Он не был коренным жителем прихода. Приехав сюда молодым человеком, он так тут и остался. О его прежней жизни люди знали немногое, и то не от него. Он не любил рассказывать о себе. Из его разговоров можно было понять, что он много переезжал с места на место, подряжаясь на строительные работы. Сюда он пришел с деньжатами и, построив дом, женился на местной девушке. Знали также, что он был незаконнорожденным и фамилию Хеллберг дали ему при крещении. Заговорили об этом, когда он обратил на себя внимание своими социалистическими идеями. Поскольку у него имелись деньги, необходимо было выяснить, откуда они у него. Так стало известно, что деньги достались ему в наследство от матери. Мать была дочерью богатых хозяев в соседнем приходе, отец же — подрядчиком на лесосплаве. Дочь с ребенком родители выгнали из дома, а подрядчик куда-то исчез.

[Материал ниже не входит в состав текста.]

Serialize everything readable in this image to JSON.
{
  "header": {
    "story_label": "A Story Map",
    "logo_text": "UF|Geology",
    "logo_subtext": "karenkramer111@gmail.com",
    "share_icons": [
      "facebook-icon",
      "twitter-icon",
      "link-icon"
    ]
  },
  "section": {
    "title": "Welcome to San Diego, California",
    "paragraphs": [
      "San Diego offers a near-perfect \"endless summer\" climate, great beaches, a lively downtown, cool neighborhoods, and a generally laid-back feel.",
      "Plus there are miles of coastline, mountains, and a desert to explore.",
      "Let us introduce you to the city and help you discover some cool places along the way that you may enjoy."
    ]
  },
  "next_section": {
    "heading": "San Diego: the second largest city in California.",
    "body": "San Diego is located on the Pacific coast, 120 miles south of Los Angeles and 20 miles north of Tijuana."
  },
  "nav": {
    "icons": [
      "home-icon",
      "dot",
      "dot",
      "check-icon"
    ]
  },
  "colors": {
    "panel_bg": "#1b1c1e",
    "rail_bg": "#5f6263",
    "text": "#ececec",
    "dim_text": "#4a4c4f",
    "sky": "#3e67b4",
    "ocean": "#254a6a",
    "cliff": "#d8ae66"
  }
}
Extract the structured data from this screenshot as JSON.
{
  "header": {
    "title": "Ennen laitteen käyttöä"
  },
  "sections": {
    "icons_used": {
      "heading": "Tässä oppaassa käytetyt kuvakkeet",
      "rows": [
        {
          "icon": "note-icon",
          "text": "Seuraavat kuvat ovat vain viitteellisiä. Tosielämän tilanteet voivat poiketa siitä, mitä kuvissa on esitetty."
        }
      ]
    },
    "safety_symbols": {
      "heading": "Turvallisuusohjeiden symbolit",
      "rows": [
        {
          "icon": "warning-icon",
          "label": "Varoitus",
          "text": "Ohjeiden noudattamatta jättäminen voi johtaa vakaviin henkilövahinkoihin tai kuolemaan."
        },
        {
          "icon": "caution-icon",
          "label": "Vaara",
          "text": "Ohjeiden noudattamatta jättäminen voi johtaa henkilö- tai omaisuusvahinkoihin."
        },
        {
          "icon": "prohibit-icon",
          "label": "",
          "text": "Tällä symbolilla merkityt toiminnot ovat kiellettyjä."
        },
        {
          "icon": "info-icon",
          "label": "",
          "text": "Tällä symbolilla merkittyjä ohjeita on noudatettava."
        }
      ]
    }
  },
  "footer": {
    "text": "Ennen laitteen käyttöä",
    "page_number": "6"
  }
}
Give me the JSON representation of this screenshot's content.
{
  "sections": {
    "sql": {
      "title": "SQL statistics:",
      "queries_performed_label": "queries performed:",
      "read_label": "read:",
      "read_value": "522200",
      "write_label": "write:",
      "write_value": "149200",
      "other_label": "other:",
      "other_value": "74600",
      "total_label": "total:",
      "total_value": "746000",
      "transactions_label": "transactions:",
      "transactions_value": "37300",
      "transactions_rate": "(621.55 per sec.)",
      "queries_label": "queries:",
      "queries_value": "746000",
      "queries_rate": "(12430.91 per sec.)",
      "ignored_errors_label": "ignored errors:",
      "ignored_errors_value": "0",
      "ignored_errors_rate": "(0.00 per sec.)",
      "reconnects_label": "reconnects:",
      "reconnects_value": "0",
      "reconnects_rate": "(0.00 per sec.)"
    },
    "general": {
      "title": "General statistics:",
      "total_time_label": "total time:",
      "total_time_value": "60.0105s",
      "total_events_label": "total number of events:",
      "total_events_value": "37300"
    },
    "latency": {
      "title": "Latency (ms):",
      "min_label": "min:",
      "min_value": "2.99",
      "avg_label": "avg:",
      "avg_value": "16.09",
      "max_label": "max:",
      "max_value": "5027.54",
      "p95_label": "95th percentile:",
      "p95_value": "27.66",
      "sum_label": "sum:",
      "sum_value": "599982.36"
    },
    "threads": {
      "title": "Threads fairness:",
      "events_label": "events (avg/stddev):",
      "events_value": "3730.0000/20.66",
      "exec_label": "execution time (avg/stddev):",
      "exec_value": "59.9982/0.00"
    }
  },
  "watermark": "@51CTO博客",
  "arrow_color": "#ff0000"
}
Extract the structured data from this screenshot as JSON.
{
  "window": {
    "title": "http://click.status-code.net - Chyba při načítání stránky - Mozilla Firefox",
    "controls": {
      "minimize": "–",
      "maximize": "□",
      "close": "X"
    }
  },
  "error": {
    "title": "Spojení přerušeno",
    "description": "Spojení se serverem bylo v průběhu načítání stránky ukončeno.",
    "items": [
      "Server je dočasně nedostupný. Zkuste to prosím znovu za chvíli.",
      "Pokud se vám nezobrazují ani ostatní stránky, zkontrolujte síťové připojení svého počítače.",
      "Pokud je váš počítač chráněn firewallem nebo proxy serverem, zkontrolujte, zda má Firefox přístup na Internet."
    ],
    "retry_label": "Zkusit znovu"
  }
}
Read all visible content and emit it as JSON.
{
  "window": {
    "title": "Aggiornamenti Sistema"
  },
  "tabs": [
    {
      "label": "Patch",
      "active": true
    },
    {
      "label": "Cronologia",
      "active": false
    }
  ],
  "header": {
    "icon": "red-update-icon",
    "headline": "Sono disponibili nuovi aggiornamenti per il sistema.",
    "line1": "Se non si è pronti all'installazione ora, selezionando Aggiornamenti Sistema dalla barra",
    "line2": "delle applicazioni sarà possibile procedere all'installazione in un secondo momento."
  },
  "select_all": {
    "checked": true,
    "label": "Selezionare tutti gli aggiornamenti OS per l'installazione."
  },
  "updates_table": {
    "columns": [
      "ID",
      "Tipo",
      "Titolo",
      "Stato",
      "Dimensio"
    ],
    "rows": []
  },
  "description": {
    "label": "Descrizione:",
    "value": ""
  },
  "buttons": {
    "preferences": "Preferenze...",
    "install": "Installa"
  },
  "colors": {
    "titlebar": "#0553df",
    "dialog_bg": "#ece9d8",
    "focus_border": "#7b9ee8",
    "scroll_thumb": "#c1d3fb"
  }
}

Отвергнутая дочь жила где-то в прислугах, чтобы прокормить себя и сына. Потом родные сжалились над нею и почти простили. Ей даже позволили умереть в отцовском доме и вынуждены были отдать ей немного денег из ее доли наследства. И вот остаток этих денег перешел к сыну. Но затем парню предложили убираться вон, что он и сделал с большой охотой, хорошенько отколотив на прощанье дядюшку, который назвал его мать шлюхой, а его самого — отродьем.
Хеллберг все расхаживал по комнате. В нем бурлила едва сдерживаемая, сокрушительная сила. И на товарищей он смотрел прямым, колючим взглядом, совершенно лишенным деликатности, столь необходимой при человеческом общении.
Халме это раздражало. Он никогда особенно не любил Хеллберга. Беседовать с таким человеком не доставляло ему удовольствия. Хеллберг не уважал мнения собеседника, если оно не совпадало с его собственным. Он мог, например, вместо ответа просто презрительно ухмыльнуться. Но Халме никому не позволял так с собой обходиться. Он умел держаться и говорить с достоинством и всегда знал, что по данному вопросу сказал Каутский или Тайнио.
С другой стороны, приятно было все же сидеть вот так, с руководителями трудящихся и равнодушно наблюдать, как мимо окон проезжают бричка за бричкой. Это господа и хозяева съезжались на торжественное патриотическое собрание.
Общинный дом был переполнен. Произносили речи, пели патриотические песни. Всякий, кто имел какой-нибудь вес в обществе, стремился выступить. Пастора попросили прочесть благодарственную молитву, и он исполнил просьбу. Пасторша тоже произнесла речь:
— Важнейшим пунктом будущей парламентской реформы явится предоставление права голоса женщинам.